A recent story in the San Francisco Chronicle about the Oakland Raiders relocation to Las Vegas, comparing it with the NHL’s first-year Vegas Golden Knights, makes some fair points but also misses on key points and doesn’t tell the complete story.
Just a few years ago, when the NHL had announced it was considering Las Vegas as an expansion market, the rest of the country protesting complaining hockey didn’t belong in the desert. They said professional sports shouldn’t mix with legalized gaming in a city where most outsiders think residents live in sparkly hotels and casinos.
Fast forward to last night as those same expansion Golden Knights, playing in the second round of the Stanley Cup playoffs, won a thriller in overtime to take a 2-1 series lead over the San Jose Sharks. It seems hockey did work in the desert and, by the gate receipts and revenue rankings putting the team in the middle of the pack, thrived beyond anyone’s expectations.
Using the Golden Knights overwhelming success, coupled with its strong connections to the community after the horrific events of October 1, 2017, Chronicle reporter Ann Killion set out to see if the interest in hockey is also being reflected in excitement for the Raiders arrival in 2020. Killion, an excellent sports columnist and accomplished journalist, had a valid angle and I agreed to speak with her and help her find some Raiders fan groups in Las Vegas so she could see how things were ramping up. I also gave her my views of the current mood around the Raiders moving to Las Vegas.
The column was fair overall, but did make some false assumptions and did not frame accurately where the Raiders are at in their long process of moving to Las Vegas. It also didn’t give a fair representation of fans and resident’s views of the team’s move and construction of a new stadium here.
It paints a picture of disinterest by using the setting of the Golden Knights playoff game and gathering at Toshiba Plaza outside T-Mobile Arena as a gauge. To be fair, Killion told me she didn’t have time to venture out to the suburbs where there would be a better sense of interest in the NFL Draft and particularly the Raiders. And, despite rising ratings for those watching the draft, draft gatherings and parties are not a big draw to begin with. A regular season Raiders game draws hundreds at several locations throughout the Valley. The draft, not so much.
Still, Killion ventured out of the hotel and talked to fans there for hockey. She found a Golden Knights fan getting a tattoo (yes, there was a mobile tattoo palor there for the hockey game) who said he didn’t care about the Raiders. Again, one hockey fan who was there to get a tattoo. I’d say that it’s not really a good pulse of the community on that one.
She talked of not seeing a Raiders jersey in the overwhelmingly hockey-starved crowd there celebrating pregame with beer and other libations.
Now that she mentions it, I don’t see many hockey jerseys at an NFL games either.
She did visit the Raiders Preview Center here in Las Vegas where it was packed. And those are people paying (or at least thinking of paying) big money to buy Personal Seat Licenses and season tickets. It’s a good indication of the interest in the team to be certain. Folks willing to throw down that much cash certainly are excited about the team, yet we didn’t hear from them. Apparently they were too interested to comment on their excitement about the team moving here.

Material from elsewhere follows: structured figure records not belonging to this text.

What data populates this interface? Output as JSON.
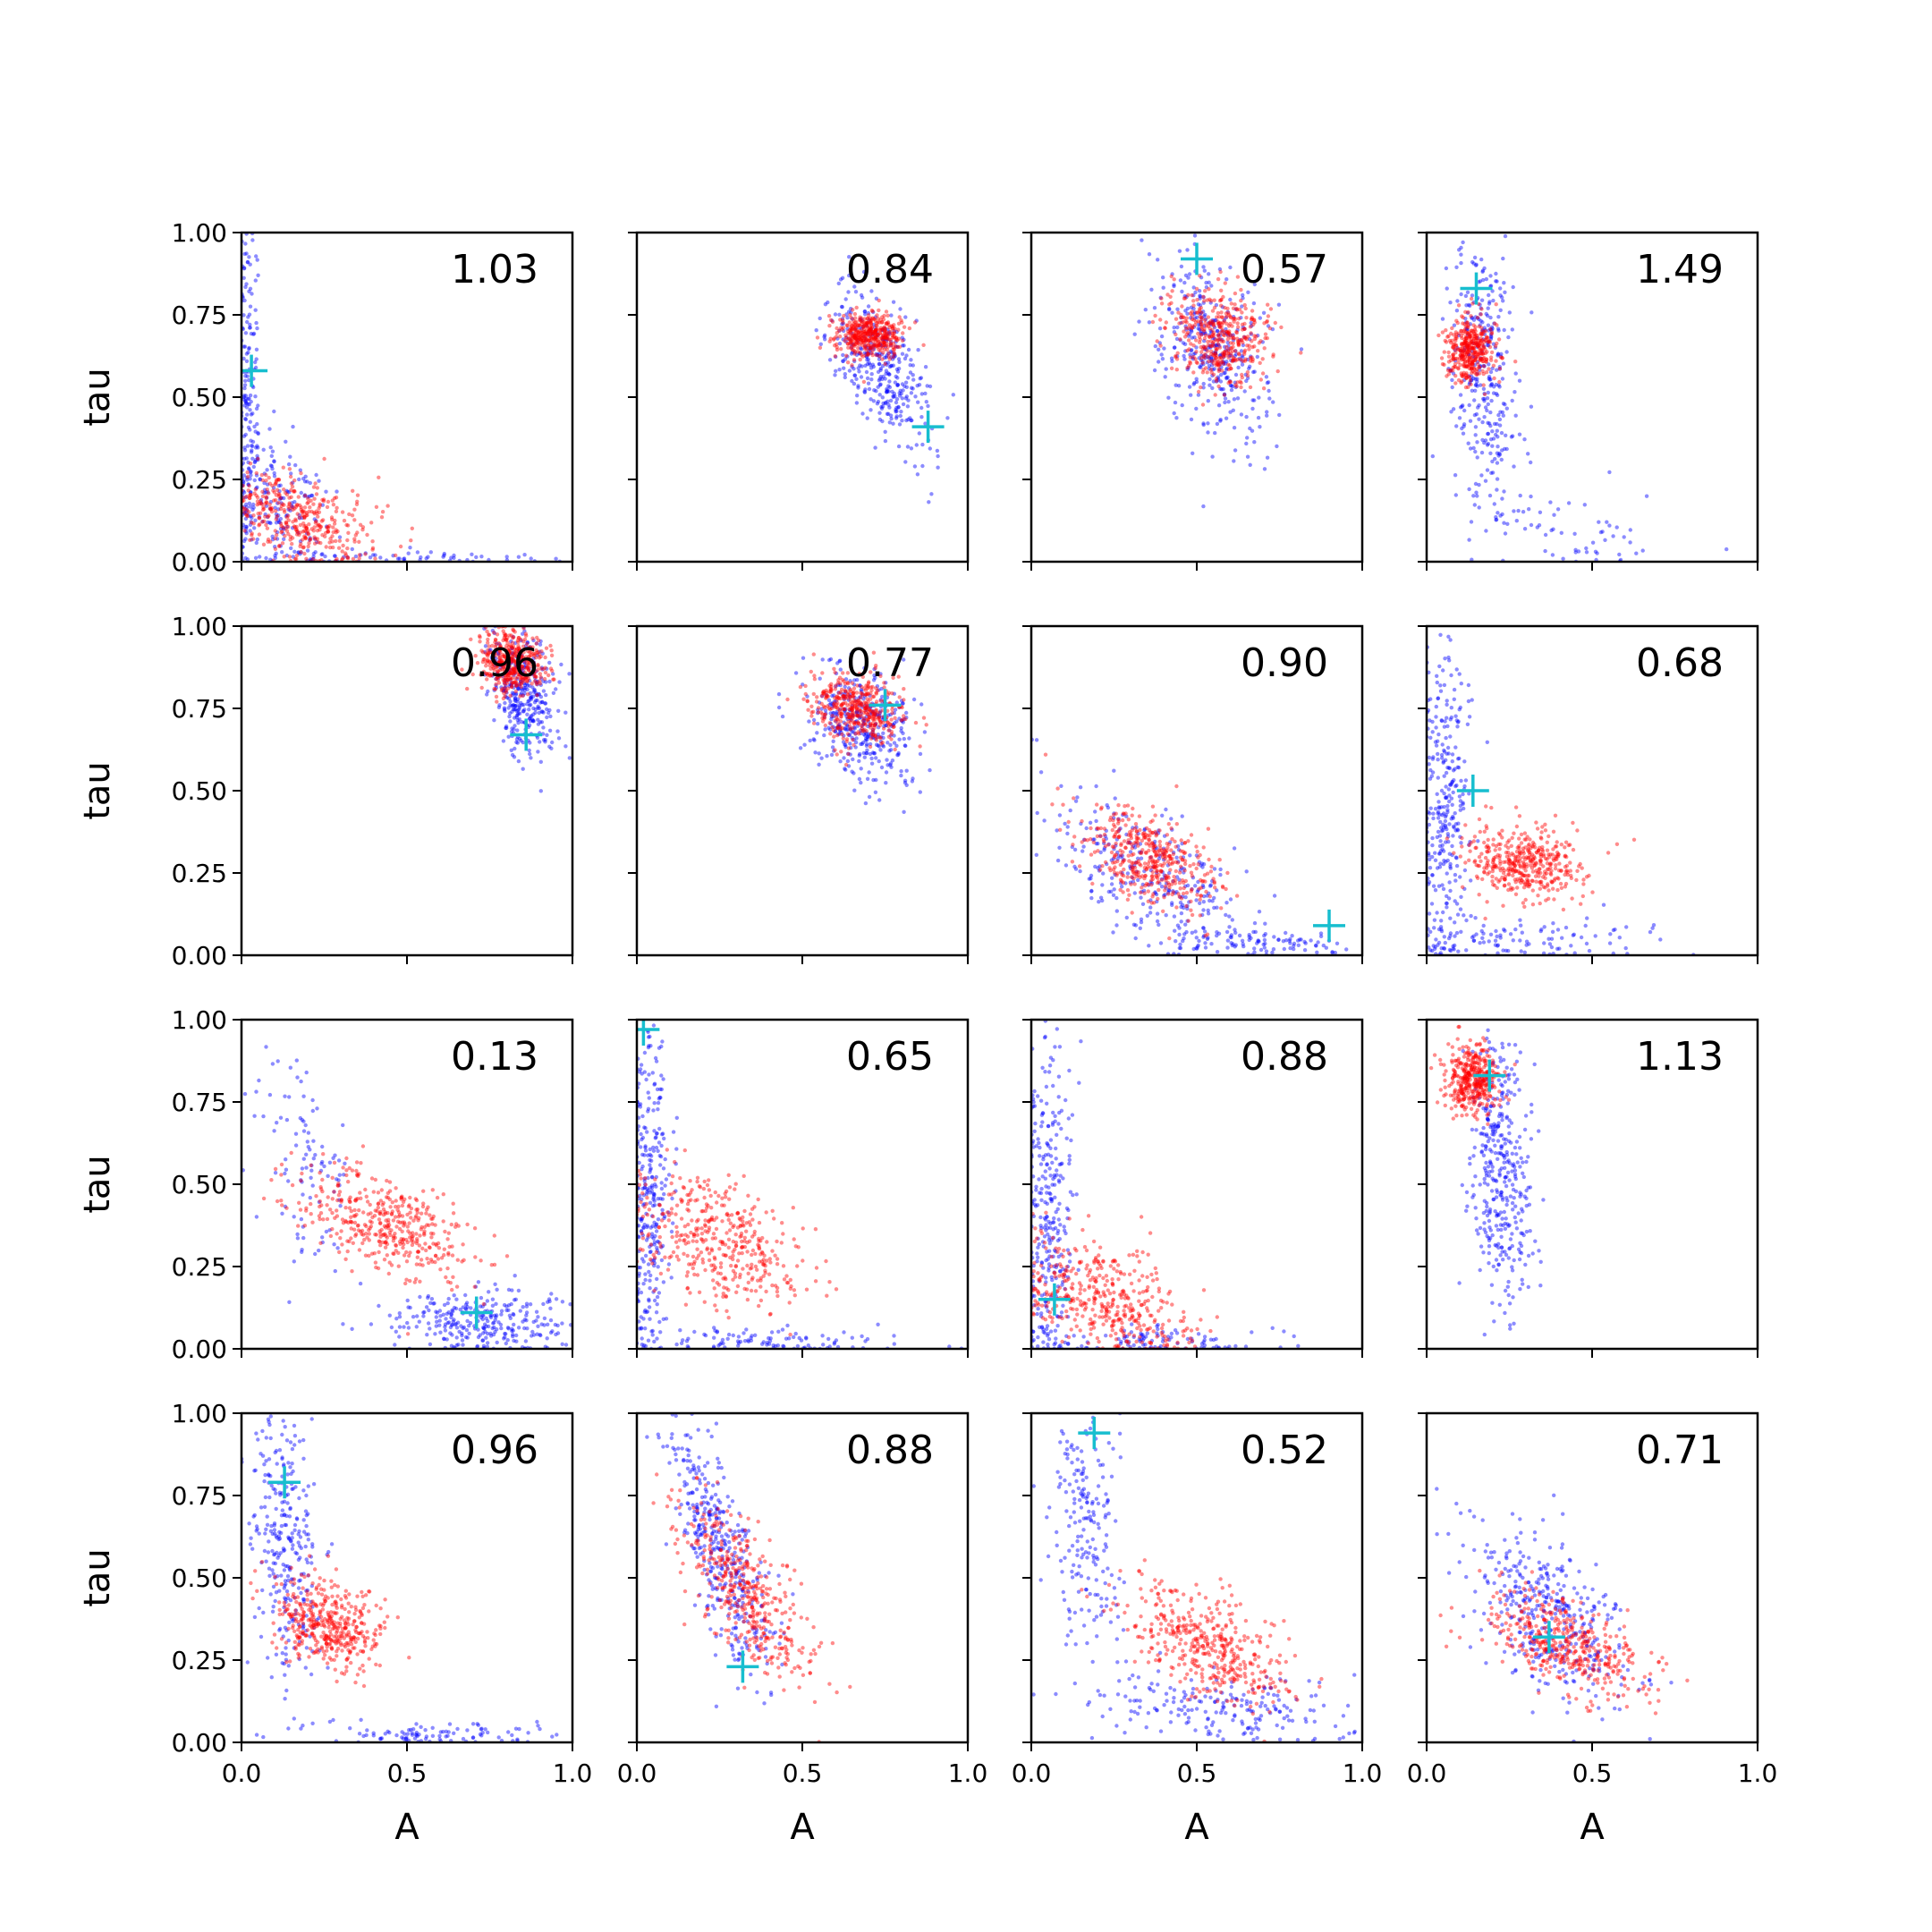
{
  "figure": {
    "rows": 4,
    "cols": 4,
    "xlabel": "A",
    "ylabel": "tau",
    "xlim": [
      0,
      1
    ],
    "ylim": [
      0,
      1
    ],
    "xtick_labels": [
      "0.0",
      "0.5",
      "1.0"
    ],
    "ytick_labels": [
      "0.00",
      "0.25",
      "0.50",
      "0.75",
      "1.00"
    ],
    "colors": {
      "series_blue": "#0000ff",
      "series_red": "#ff0000",
      "marker": "#17becf"
    }
  },
  "chart_data": [
    {
      "type": "scatter",
      "panel_label": "1.03",
      "marker": [
        0.03,
        0.58
      ],
      "series": [
        {
          "color": "#0000ff",
          "clusters": [
            {
              "cx": 0.1,
              "cy": 0.15,
              "sx": 0.09,
              "sy": 0.12,
              "rho": -0.3,
              "n": 220
            },
            {
              "cx": 0.02,
              "cy": 0.6,
              "sx": 0.015,
              "sy": 0.25,
              "rho": 0,
              "n": 150
            },
            {
              "cx": 0.6,
              "cy": 0.01,
              "sx": 0.25,
              "sy": 0.01,
              "rho": 0,
              "n": 60
            }
          ]
        },
        {
          "color": "#ff0000",
          "clusters": [
            {
              "cx": 0.17,
              "cy": 0.13,
              "sx": 0.11,
              "sy": 0.07,
              "rho": -0.4,
              "n": 380
            }
          ]
        }
      ]
    },
    {
      "type": "scatter",
      "panel_label": "0.84",
      "marker": [
        0.88,
        0.41
      ],
      "series": [
        {
          "color": "#0000ff",
          "clusters": [
            {
              "cx": 0.74,
              "cy": 0.6,
              "sx": 0.07,
              "sy": 0.12,
              "rho": -0.5,
              "n": 380
            }
          ]
        },
        {
          "color": "#ff0000",
          "clusters": [
            {
              "cx": 0.7,
              "cy": 0.69,
              "sx": 0.05,
              "sy": 0.035,
              "rho": 0,
              "n": 420
            }
          ]
        }
      ]
    },
    {
      "type": "scatter",
      "panel_label": "0.57",
      "marker": [
        0.5,
        0.92
      ],
      "series": [
        {
          "color": "#0000ff",
          "clusters": [
            {
              "cx": 0.55,
              "cy": 0.65,
              "sx": 0.08,
              "sy": 0.13,
              "rho": -0.3,
              "n": 380
            }
          ]
        },
        {
          "color": "#ff0000",
          "clusters": [
            {
              "cx": 0.57,
              "cy": 0.68,
              "sx": 0.08,
              "sy": 0.07,
              "rho": -0.2,
              "n": 420
            }
          ]
        }
      ]
    },
    {
      "type": "scatter",
      "panel_label": "1.49",
      "marker": [
        0.15,
        0.83
      ],
      "series": [
        {
          "color": "#0000ff",
          "clusters": [
            {
              "cx": 0.17,
              "cy": 0.58,
              "sx": 0.05,
              "sy": 0.2,
              "rho": -0.3,
              "n": 320
            },
            {
              "cx": 0.4,
              "cy": 0.12,
              "sx": 0.15,
              "sy": 0.08,
              "rho": -0.4,
              "n": 70
            }
          ]
        },
        {
          "color": "#ff0000",
          "clusters": [
            {
              "cx": 0.13,
              "cy": 0.64,
              "sx": 0.035,
              "sy": 0.05,
              "rho": 0,
              "n": 380
            }
          ]
        }
      ]
    },
    {
      "type": "scatter",
      "panel_label": "0.96",
      "marker": [
        0.86,
        0.67
      ],
      "series": [
        {
          "color": "#0000ff",
          "clusters": [
            {
              "cx": 0.85,
              "cy": 0.8,
              "sx": 0.05,
              "sy": 0.1,
              "rho": -0.3,
              "n": 360
            }
          ]
        },
        {
          "color": "#ff0000",
          "clusters": [
            {
              "cx": 0.82,
              "cy": 0.89,
              "sx": 0.05,
              "sy": 0.05,
              "rho": 0,
              "n": 420
            }
          ]
        }
      ]
    },
    {
      "type": "scatter",
      "panel_label": "0.77",
      "marker": [
        0.75,
        0.76
      ],
      "series": [
        {
          "color": "#0000ff",
          "clusters": [
            {
              "cx": 0.68,
              "cy": 0.7,
              "sx": 0.08,
              "sy": 0.09,
              "rho": -0.3,
              "n": 380
            }
          ]
        },
        {
          "color": "#ff0000",
          "clusters": [
            {
              "cx": 0.66,
              "cy": 0.75,
              "sx": 0.07,
              "sy": 0.05,
              "rho": -0.2,
              "n": 420
            }
          ]
        }
      ]
    },
    {
      "type": "scatter",
      "panel_label": "0.90",
      "marker": [
        0.9,
        0.09
      ],
      "series": [
        {
          "color": "#0000ff",
          "clusters": [
            {
              "cx": 0.35,
              "cy": 0.25,
              "sx": 0.15,
              "sy": 0.12,
              "rho": -0.6,
              "n": 300
            },
            {
              "cx": 0.7,
              "cy": 0.04,
              "sx": 0.15,
              "sy": 0.02,
              "rho": 0,
              "n": 100
            }
          ]
        },
        {
          "color": "#ff0000",
          "clusters": [
            {
              "cx": 0.35,
              "cy": 0.3,
              "sx": 0.1,
              "sy": 0.08,
              "rho": -0.5,
              "n": 420
            }
          ]
        }
      ]
    },
    {
      "type": "scatter",
      "panel_label": "0.68",
      "marker": [
        0.14,
        0.5
      ],
      "series": [
        {
          "color": "#0000ff",
          "clusters": [
            {
              "cx": 0.06,
              "cy": 0.45,
              "sx": 0.04,
              "sy": 0.25,
              "rho": 0,
              "n": 300
            },
            {
              "cx": 0.3,
              "cy": 0.05,
              "sx": 0.2,
              "sy": 0.04,
              "rho": 0,
              "n": 100
            }
          ]
        },
        {
          "color": "#ff0000",
          "clusters": [
            {
              "cx": 0.28,
              "cy": 0.28,
              "sx": 0.09,
              "sy": 0.055,
              "rho": -0.2,
              "n": 420
            }
          ]
        }
      ]
    },
    {
      "type": "scatter",
      "panel_label": "0.13",
      "marker": [
        0.71,
        0.11
      ],
      "series": [
        {
          "color": "#0000ff",
          "clusters": [
            {
              "cx": 0.72,
              "cy": 0.08,
              "sx": 0.14,
              "sy": 0.05,
              "rho": -0.2,
              "n": 300
            },
            {
              "cx": 0.2,
              "cy": 0.55,
              "sx": 0.07,
              "sy": 0.18,
              "rho": -0.5,
              "n": 100
            }
          ]
        },
        {
          "color": "#ff0000",
          "clusters": [
            {
              "cx": 0.43,
              "cy": 0.38,
              "sx": 0.12,
              "sy": 0.08,
              "rho": -0.5,
              "n": 420
            }
          ]
        }
      ]
    },
    {
      "type": "scatter",
      "panel_label": "0.65",
      "marker": [
        0.02,
        0.97
      ],
      "series": [
        {
          "color": "#0000ff",
          "clusters": [
            {
              "cx": 0.04,
              "cy": 0.5,
              "sx": 0.03,
              "sy": 0.28,
              "rho": 0,
              "n": 300
            },
            {
              "cx": 0.4,
              "cy": 0.02,
              "sx": 0.2,
              "sy": 0.02,
              "rho": 0,
              "n": 100
            }
          ]
        },
        {
          "color": "#ff0000",
          "clusters": [
            {
              "cx": 0.25,
              "cy": 0.33,
              "sx": 0.13,
              "sy": 0.1,
              "rho": -0.4,
              "n": 420
            }
          ]
        }
      ]
    },
    {
      "type": "scatter",
      "panel_label": "0.88",
      "marker": [
        0.07,
        0.15
      ],
      "series": [
        {
          "color": "#0000ff",
          "clusters": [
            {
              "cx": 0.05,
              "cy": 0.4,
              "sx": 0.035,
              "sy": 0.28,
              "rho": 0,
              "n": 300
            },
            {
              "cx": 0.4,
              "cy": 0.02,
              "sx": 0.2,
              "sy": 0.02,
              "rho": 0,
              "n": 100
            }
          ]
        },
        {
          "color": "#ff0000",
          "clusters": [
            {
              "cx": 0.22,
              "cy": 0.15,
              "sx": 0.13,
              "sy": 0.09,
              "rho": -0.4,
              "n": 420
            }
          ]
        }
      ]
    },
    {
      "type": "scatter",
      "panel_label": "1.13",
      "marker": [
        0.19,
        0.83
      ],
      "series": [
        {
          "color": "#0000ff",
          "clusters": [
            {
              "cx": 0.22,
              "cy": 0.55,
              "sx": 0.05,
              "sy": 0.2,
              "rho": -0.2,
              "n": 380
            }
          ]
        },
        {
          "color": "#ff0000",
          "clusters": [
            {
              "cx": 0.14,
              "cy": 0.82,
              "sx": 0.04,
              "sy": 0.05,
              "rho": 0,
              "n": 400
            }
          ]
        }
      ]
    },
    {
      "type": "scatter",
      "panel_label": "0.96",
      "marker": [
        0.13,
        0.79
      ],
      "series": [
        {
          "color": "#0000ff",
          "clusters": [
            {
              "cx": 0.13,
              "cy": 0.6,
              "sx": 0.05,
              "sy": 0.22,
              "rho": -0.3,
              "n": 300
            },
            {
              "cx": 0.6,
              "cy": 0.03,
              "sx": 0.2,
              "sy": 0.02,
              "rho": 0,
              "n": 100
            }
          ]
        },
        {
          "color": "#ff0000",
          "clusters": [
            {
              "cx": 0.26,
              "cy": 0.36,
              "sx": 0.08,
              "sy": 0.07,
              "rho": -0.3,
              "n": 420
            }
          ]
        }
      ]
    },
    {
      "type": "scatter",
      "panel_label": "0.88",
      "marker": [
        0.32,
        0.23
      ],
      "series": [
        {
          "color": "#0000ff",
          "clusters": [
            {
              "cx": 0.25,
              "cy": 0.6,
              "sx": 0.08,
              "sy": 0.2,
              "rho": -0.75,
              "n": 400
            }
          ]
        },
        {
          "color": "#ff0000",
          "clusters": [
            {
              "cx": 0.33,
              "cy": 0.45,
              "sx": 0.1,
              "sy": 0.14,
              "rho": -0.7,
              "n": 420
            }
          ]
        }
      ]
    },
    {
      "type": "scatter",
      "panel_label": "0.52",
      "marker": [
        0.19,
        0.94
      ],
      "series": [
        {
          "color": "#0000ff",
          "clusters": [
            {
              "cx": 0.17,
              "cy": 0.65,
              "sx": 0.05,
              "sy": 0.2,
              "rho": -0.3,
              "n": 200
            },
            {
              "cx": 0.6,
              "cy": 0.1,
              "sx": 0.2,
              "sy": 0.05,
              "rho": -0.3,
              "n": 200
            }
          ]
        },
        {
          "color": "#ff0000",
          "clusters": [
            {
              "cx": 0.53,
              "cy": 0.3,
              "sx": 0.12,
              "sy": 0.09,
              "rho": -0.5,
              "n": 420
            }
          ]
        }
      ]
    },
    {
      "type": "scatter",
      "panel_label": "0.71",
      "marker": [
        0.37,
        0.32
      ],
      "series": [
        {
          "color": "#0000ff",
          "clusters": [
            {
              "cx": 0.38,
              "cy": 0.38,
              "sx": 0.12,
              "sy": 0.14,
              "rho": -0.5,
              "n": 380
            }
          ]
        },
        {
          "color": "#ff0000",
          "clusters": [
            {
              "cx": 0.42,
              "cy": 0.3,
              "sx": 0.13,
              "sy": 0.08,
              "rho": -0.6,
              "n": 420
            }
          ]
        }
      ]
    }
  ]
}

The rest of the column is filled with anecdotal evidence based on the writer’s premise Las Vegas is disinterested in the Raiders. It uses the success of the Golden Knights as a hammer saying the Raiders will “be hard-pressed to match the experience and enthusiasm the Knights have created.”
In fact, the success of the Knights should only bolster the point not only can Las Vegas support a major sports franchise, it can do it just as well as any other part of the country.
Killion goes on to make all the points Bay Area insiders, and some disgruntled fans, have made since whispers of the team coming to Las Vegas picked up steam: local fans won’t support it, the tickets will cost too much, there’s no parking at the stadium site, et al. The same team she applauds in the column once had the same criticisms leveled at them. We’ve seen how that’s all worked out.
The portion of our conversation Ms. Killion did use in the story was a quote about my view it’s still too early to gauge the mood of the Raiders coming to Las Vegas. The team still has two years yet to play in Oakland. As I stated, 18 months from now would be a better time to take the pulse of Las Vegas residents.
The fact is the Raiders are already in our community doing work just like the Golden Knights. Men and women are going back to work building the Raiders new $1.8 Billion stadium. There is excitement but you can’t compare it to a team already playing here.
Ask the Clark County School District about the Raiders and they’ll tell you how active they’ve been since 2017. The Raiders already have 30 full-time employees in the valley, but there’s no high profile games or a stadium yet. Those are all things the Golden Knights already have. They are weaving themselves into the community on a slower time frame because they have no choice.
And while the hockey team will always have a special place in our community, so too will the Raiders.
You can’t judge a community’s excitement about the future looking for things like T-shirts in the present.